Well, this is NOT how it’s supposed to be at all. I get up and go to the bathroom. I am so tired. When I come back, I see the clock. No. It’s simply not possible that I’ve been awake for a whole hour and a half. Maybe I did doze off after all.

Earlier, as I sat opposite him at the kitchen table, it was really difficult to keep my feelings in check. He looked good. He was telling me about the events that happened whilst he was there, making me laugh. I loved having him back. I had been tired and would have, normally, been slightly miffed that he didn’t come until after 11. When he arrived, I was so pleased to see him that nothing else mattered.

And so, probably, that was the problem. Either that or, by the time we got to bed, I was just over tired.
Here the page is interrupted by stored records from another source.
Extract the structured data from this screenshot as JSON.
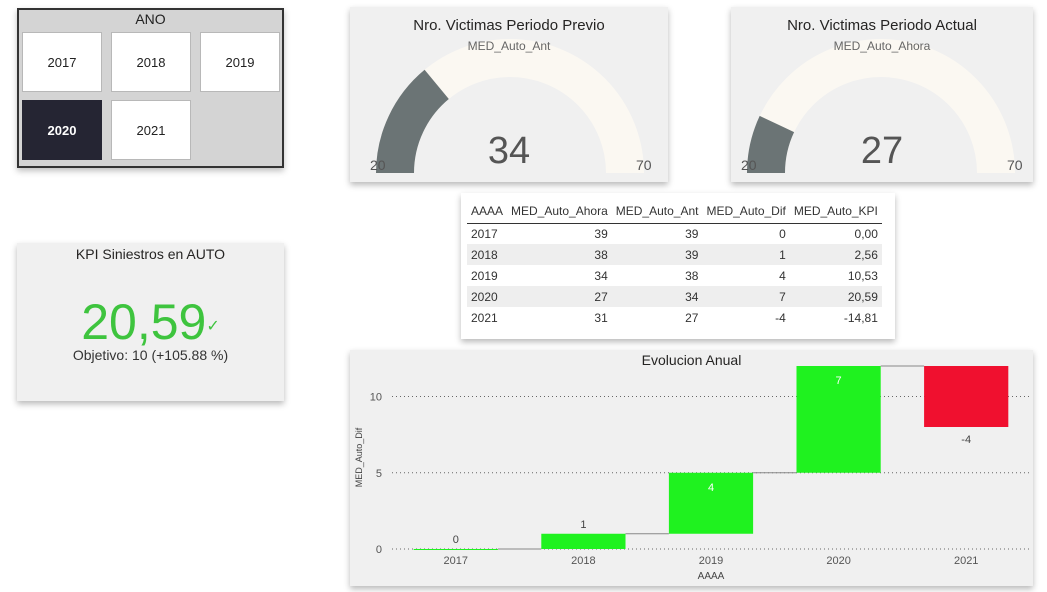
{
  "slicer": {
    "title": "ANO",
    "items": [
      {
        "label": "2017",
        "selected": false
      },
      {
        "label": "2018",
        "selected": false
      },
      {
        "label": "2019",
        "selected": false
      },
      {
        "label": "2020",
        "selected": true
      },
      {
        "label": "2021",
        "selected": false
      }
    ]
  },
  "gauge_prev": {
    "title": "Nro. Victimas Periodo Previo",
    "subtitle": "MED_Auto_Ant",
    "min": 20,
    "max": 70,
    "value": 34,
    "min_label": "20",
    "max_label": "70",
    "value_label": "34"
  },
  "gauge_curr": {
    "title": "Nro. Victimas Periodo Actual",
    "subtitle": "MED_Auto_Ahora",
    "min": 20,
    "max": 70,
    "value": 27,
    "min_label": "20",
    "max_label": "70",
    "value_label": "27"
  },
  "colors": {
    "gauge_fill": "#6b7475",
    "gauge_track": "#fbf8f2",
    "increase": "#1ff21f",
    "decrease": "#f0102f",
    "kpi_good": "#3ec43e",
    "slicer_selected": "#252533"
  },
  "table": {
    "headers": [
      "AAAA",
      "MED_Auto_Ahora",
      "MED_Auto_Ant",
      "MED_Auto_Dif",
      "MED_Auto_KPI"
    ],
    "rows": [
      [
        "2017",
        "39",
        "39",
        "0",
        "0,00"
      ],
      [
        "2018",
        "38",
        "39",
        "1",
        "2,56"
      ],
      [
        "2019",
        "34",
        "38",
        "4",
        "10,53"
      ],
      [
        "2020",
        "27",
        "34",
        "7",
        "20,59"
      ],
      [
        "2021",
        "31",
        "27",
        "-4",
        "-14,81"
      ]
    ]
  },
  "kpi": {
    "title": "KPI Siniestros en AUTO",
    "value": "20,59",
    "check_icon": "checkmark-icon",
    "goal": "Objetivo: 10 (+105.88 %)"
  },
  "chart_data": {
    "type": "bar",
    "subtype": "waterfall",
    "title": "Evolucion Anual",
    "xlabel": "AAAA",
    "ylabel": "MED_Auto_Dif",
    "categories": [
      "2017",
      "2018",
      "2019",
      "2020",
      "2021"
    ],
    "values": [
      0,
      1,
      4,
      7,
      -4
    ],
    "data_labels": [
      "0",
      "1",
      "4",
      "7",
      "-4"
    ],
    "yticks": [
      0,
      5,
      10
    ],
    "ylim": [
      0,
      12
    ],
    "grid": true
  }
}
Either way, I just couldn’t sleep. He cuddled up to me and immediately, I felt itchy all over. But I couldn’t scratch or move because I was worried he wouldn’t sleep. And so I lay there. Itchy. Awake. Dying for sleep but not feeling so tired. We turned over and I cuddled him. I think he was asleep but I couldn’t be sure. Then I got up to go to the bathroom. When I came back, he must have been asleep. He cuddled up to me – but really close. We were very hot. The only way he would do this would be if he was asleep. Even if it made me feel itchy (because I couldn’t scratch, of course), I didn’t want to move. I listened to the soft snoring. It meant he was here. I didn’t want to move away from him. I guess I got to sleep.

Even if I have had only about 4 hours sleep, I don’t feel so tired. Perhaps it will hit me later?